Profiling of spatial messaging has however demonstrated that the smallest block size that achieves the best occupancy is the preferred choice (this is believed to be due to divergent behaviour).
We will need to re-implement the api function to handle this (it's implemented within cuda_runtime.h). Furthermore, other messaging types may have other preferences.
It may be worth ensuring that atleast one block is launched per SM to maximise performance. This may come as a side effect of choose smallest block size which achieves highest theoretical occupancy.
When concurrency is invovled this might not be true on a per-agent function basis. This also becomes much more complicated when concurrency between agent functions with variable runtime is relavent. Probably just needs investigating manually and tuned accordingly. Ideally should test on multiple scales of hardware, although in practice we should probably care most about high end GPUs.

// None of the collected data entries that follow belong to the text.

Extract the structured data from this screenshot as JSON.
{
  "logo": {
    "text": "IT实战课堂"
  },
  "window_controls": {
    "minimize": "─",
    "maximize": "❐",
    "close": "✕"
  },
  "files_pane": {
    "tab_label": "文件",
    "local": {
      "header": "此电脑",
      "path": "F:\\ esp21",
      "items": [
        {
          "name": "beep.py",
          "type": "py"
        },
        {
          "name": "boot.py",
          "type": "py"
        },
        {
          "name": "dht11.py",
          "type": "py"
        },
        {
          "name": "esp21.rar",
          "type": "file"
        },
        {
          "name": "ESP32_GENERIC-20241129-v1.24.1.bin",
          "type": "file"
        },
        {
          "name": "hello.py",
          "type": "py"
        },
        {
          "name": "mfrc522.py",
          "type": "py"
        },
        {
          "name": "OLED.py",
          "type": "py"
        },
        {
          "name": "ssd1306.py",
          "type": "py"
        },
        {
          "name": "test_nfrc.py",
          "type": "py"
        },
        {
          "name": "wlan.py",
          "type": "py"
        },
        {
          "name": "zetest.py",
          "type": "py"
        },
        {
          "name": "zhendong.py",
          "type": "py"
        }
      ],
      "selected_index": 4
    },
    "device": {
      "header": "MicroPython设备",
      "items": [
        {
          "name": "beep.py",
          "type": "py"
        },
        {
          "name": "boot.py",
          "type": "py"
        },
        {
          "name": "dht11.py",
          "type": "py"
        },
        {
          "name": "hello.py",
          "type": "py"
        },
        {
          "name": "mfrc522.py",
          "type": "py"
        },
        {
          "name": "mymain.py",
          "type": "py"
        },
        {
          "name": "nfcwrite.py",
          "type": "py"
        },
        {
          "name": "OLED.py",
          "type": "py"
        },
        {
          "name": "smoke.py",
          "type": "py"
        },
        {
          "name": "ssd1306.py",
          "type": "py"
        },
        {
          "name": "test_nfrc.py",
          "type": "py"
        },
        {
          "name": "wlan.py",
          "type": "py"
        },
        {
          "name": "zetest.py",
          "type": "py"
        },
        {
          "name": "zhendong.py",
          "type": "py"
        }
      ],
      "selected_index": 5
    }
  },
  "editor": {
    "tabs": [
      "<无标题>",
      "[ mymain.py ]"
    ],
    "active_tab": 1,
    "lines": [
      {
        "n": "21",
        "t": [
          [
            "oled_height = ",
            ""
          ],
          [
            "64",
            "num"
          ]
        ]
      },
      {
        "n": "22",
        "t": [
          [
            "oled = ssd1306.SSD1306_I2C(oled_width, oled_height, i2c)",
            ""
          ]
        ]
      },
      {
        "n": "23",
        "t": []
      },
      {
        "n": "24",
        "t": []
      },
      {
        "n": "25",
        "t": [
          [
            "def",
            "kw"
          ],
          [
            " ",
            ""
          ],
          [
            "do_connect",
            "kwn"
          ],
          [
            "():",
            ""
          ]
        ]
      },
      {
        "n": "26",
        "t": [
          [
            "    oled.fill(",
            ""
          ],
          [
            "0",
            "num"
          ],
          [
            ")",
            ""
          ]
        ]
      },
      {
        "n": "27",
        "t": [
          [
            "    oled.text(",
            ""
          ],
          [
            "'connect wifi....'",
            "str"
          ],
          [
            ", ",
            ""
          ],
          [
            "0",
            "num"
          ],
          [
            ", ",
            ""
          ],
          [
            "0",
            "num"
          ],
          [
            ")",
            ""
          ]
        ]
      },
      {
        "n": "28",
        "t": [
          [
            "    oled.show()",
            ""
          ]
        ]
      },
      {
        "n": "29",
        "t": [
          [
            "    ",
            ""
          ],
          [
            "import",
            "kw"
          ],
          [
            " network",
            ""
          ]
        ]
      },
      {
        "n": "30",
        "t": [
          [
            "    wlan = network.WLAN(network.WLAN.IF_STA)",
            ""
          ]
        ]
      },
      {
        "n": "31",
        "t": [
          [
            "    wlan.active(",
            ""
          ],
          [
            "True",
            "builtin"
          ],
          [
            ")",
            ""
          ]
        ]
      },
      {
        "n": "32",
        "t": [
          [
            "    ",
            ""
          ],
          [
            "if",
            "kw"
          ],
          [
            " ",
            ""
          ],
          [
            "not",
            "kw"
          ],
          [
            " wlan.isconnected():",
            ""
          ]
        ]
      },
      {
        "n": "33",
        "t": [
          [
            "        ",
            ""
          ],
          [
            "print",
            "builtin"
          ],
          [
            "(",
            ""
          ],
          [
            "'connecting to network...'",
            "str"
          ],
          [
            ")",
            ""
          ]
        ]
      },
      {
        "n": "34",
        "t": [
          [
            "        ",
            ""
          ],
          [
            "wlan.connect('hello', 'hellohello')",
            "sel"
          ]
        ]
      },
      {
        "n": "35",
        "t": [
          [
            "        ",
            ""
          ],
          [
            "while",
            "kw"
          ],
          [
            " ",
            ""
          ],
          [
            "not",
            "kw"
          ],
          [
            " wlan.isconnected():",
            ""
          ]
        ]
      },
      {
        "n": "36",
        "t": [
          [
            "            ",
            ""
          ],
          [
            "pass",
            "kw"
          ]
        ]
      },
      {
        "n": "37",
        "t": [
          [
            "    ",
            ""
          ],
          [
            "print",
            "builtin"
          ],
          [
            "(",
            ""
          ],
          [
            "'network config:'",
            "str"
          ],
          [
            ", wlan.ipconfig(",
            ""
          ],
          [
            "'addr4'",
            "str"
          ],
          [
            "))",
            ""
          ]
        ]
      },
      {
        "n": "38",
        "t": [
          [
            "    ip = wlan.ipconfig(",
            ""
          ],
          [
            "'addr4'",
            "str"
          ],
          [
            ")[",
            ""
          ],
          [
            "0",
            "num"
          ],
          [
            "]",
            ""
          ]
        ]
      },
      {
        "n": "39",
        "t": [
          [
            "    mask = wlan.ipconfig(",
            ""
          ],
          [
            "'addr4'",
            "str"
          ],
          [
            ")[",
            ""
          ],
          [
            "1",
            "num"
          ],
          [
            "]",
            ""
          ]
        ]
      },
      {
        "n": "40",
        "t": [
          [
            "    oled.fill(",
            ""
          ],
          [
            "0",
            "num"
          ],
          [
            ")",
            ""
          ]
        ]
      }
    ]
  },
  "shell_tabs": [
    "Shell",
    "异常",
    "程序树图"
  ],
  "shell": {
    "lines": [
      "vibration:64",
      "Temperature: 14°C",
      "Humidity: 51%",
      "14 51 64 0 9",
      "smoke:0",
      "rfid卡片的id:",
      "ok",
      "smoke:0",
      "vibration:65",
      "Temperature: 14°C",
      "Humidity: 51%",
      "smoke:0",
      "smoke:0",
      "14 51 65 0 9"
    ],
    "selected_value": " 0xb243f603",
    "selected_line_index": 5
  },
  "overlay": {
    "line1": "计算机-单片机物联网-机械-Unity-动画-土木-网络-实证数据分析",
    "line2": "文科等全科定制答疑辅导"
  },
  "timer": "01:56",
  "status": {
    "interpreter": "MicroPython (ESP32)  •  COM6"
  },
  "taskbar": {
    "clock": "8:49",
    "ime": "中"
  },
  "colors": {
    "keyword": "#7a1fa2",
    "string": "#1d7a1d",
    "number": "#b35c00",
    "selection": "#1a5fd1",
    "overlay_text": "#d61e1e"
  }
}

As an extra note worth considering in the future:
Most GPU architecutres can have 32
or 64
active warps per SM, and therefore 1024
or 2048
threads per SM. Threads per block appears to be 1024
in all cases (although I'm sure 2048
worked in the past on maxwell? but I could be very wrong).

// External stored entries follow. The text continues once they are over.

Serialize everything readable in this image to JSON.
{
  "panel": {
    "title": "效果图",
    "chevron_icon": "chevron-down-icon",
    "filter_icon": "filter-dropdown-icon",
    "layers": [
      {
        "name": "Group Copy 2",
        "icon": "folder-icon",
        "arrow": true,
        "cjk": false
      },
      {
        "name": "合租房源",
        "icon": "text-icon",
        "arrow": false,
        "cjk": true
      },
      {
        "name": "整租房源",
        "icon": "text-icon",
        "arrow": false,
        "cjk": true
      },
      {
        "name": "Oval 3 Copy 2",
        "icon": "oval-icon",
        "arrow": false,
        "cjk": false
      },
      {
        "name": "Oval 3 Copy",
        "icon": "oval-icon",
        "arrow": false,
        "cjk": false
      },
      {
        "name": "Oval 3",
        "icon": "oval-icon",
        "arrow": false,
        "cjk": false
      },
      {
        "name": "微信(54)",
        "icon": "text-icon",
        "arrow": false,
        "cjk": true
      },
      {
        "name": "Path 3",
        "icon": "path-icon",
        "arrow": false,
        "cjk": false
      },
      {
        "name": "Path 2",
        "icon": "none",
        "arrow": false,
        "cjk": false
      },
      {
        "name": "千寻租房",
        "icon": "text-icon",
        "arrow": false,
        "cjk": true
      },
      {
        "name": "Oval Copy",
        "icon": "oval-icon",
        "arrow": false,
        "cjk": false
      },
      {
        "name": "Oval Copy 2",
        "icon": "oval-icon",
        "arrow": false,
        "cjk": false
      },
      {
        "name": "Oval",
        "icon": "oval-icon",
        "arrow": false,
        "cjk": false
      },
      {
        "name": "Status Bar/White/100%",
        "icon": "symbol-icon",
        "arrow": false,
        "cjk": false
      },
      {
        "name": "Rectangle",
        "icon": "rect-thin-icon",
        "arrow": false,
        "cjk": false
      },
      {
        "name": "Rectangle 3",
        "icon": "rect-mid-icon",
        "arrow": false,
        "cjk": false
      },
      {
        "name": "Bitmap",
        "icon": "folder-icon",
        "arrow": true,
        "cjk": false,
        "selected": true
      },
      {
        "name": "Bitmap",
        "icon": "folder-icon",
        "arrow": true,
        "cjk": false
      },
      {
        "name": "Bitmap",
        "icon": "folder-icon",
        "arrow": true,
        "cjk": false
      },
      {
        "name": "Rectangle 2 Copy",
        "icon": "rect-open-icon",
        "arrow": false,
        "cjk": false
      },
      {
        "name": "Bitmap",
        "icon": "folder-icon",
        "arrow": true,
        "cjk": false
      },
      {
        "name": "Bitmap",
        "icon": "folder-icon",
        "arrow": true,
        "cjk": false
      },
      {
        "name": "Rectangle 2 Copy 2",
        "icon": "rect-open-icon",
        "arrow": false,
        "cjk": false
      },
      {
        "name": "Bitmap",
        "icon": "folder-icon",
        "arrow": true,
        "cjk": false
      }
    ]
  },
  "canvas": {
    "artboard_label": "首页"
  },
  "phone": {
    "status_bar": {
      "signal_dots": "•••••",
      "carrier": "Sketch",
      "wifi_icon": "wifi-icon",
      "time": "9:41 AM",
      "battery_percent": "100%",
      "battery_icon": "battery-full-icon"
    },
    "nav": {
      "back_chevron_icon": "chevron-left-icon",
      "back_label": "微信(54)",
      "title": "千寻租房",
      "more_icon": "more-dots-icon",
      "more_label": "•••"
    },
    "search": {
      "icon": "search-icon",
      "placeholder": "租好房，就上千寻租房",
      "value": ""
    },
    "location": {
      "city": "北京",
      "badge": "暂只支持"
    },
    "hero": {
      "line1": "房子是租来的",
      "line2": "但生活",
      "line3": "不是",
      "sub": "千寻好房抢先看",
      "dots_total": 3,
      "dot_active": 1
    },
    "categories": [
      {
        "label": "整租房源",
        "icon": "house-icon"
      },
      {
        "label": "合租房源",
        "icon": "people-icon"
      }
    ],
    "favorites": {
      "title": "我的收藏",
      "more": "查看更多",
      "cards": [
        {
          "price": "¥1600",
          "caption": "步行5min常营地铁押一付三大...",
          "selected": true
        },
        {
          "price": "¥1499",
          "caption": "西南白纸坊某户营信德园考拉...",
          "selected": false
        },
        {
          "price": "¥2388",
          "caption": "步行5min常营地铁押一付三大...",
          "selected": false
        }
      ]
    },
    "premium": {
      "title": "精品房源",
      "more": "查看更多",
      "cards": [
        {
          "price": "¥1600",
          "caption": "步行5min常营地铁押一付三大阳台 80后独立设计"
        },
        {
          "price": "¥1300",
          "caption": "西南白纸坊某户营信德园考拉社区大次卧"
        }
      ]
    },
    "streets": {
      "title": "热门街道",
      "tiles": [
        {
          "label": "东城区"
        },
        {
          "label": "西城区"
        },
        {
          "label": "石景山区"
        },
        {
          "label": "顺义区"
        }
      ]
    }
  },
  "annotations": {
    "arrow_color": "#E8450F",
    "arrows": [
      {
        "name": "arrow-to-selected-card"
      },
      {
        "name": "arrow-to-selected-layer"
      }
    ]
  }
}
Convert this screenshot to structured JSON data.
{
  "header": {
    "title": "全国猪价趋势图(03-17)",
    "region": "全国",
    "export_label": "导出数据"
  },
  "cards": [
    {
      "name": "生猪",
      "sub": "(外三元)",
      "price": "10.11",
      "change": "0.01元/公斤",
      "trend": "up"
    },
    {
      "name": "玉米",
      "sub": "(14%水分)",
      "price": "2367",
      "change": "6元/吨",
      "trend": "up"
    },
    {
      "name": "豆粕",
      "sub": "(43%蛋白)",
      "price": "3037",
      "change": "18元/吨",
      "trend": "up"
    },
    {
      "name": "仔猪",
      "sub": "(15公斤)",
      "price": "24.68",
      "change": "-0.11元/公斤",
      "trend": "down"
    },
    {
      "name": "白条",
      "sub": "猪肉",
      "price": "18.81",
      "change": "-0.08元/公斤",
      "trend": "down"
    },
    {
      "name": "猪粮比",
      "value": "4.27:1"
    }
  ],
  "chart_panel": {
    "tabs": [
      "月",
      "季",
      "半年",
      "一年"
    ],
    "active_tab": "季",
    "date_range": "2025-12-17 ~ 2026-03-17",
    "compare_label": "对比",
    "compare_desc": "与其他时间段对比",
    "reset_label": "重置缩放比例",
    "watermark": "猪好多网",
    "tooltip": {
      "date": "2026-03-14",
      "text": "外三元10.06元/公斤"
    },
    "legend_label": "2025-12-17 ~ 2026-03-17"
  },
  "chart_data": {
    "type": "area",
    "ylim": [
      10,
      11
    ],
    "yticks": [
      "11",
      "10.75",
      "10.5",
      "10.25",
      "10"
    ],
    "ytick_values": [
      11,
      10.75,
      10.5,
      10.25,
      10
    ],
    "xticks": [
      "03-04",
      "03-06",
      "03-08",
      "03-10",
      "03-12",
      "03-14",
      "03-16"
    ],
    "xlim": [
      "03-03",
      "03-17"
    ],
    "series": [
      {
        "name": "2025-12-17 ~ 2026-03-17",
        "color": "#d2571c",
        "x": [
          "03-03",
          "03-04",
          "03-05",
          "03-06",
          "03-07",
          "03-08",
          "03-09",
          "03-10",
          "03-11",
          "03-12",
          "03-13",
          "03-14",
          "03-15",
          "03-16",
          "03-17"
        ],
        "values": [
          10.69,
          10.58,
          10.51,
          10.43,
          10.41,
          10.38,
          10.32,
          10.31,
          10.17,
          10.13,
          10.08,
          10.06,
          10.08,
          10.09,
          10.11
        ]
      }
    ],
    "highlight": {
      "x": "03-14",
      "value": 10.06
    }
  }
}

Consumer Ampere on the other hand (SM_86
) however, can have 48
active warps per SM (1536
threads). This means that full device occupancy cannot be achieved at the maximum block size of 1024
(2/3rds).
This shouldn't have an impact on our plan of generally using the lowest block size which achieves maximum occupancy (within reason, so probably probably 64
/128
threads+).
Correction to OP, the cuda_runtime.h
occupancy functions are publicly defined in the header. However the driver API versions (used by RTC) from cuda.h
are not, Passing the RTC function to the runtime API version causes a fatal CUDA error.
During the CINECA hackathon, we found that generally a block size of 128 offered the best performance for spatial message iteration kernels (when this also achieved the maximised occupancy). There may be cases where this is not true, i.e. brute force we feel might benefit from larger.
For the spatial case (RTC?), changing the block size led to ~10% performance improvement, so this is worth pursuing.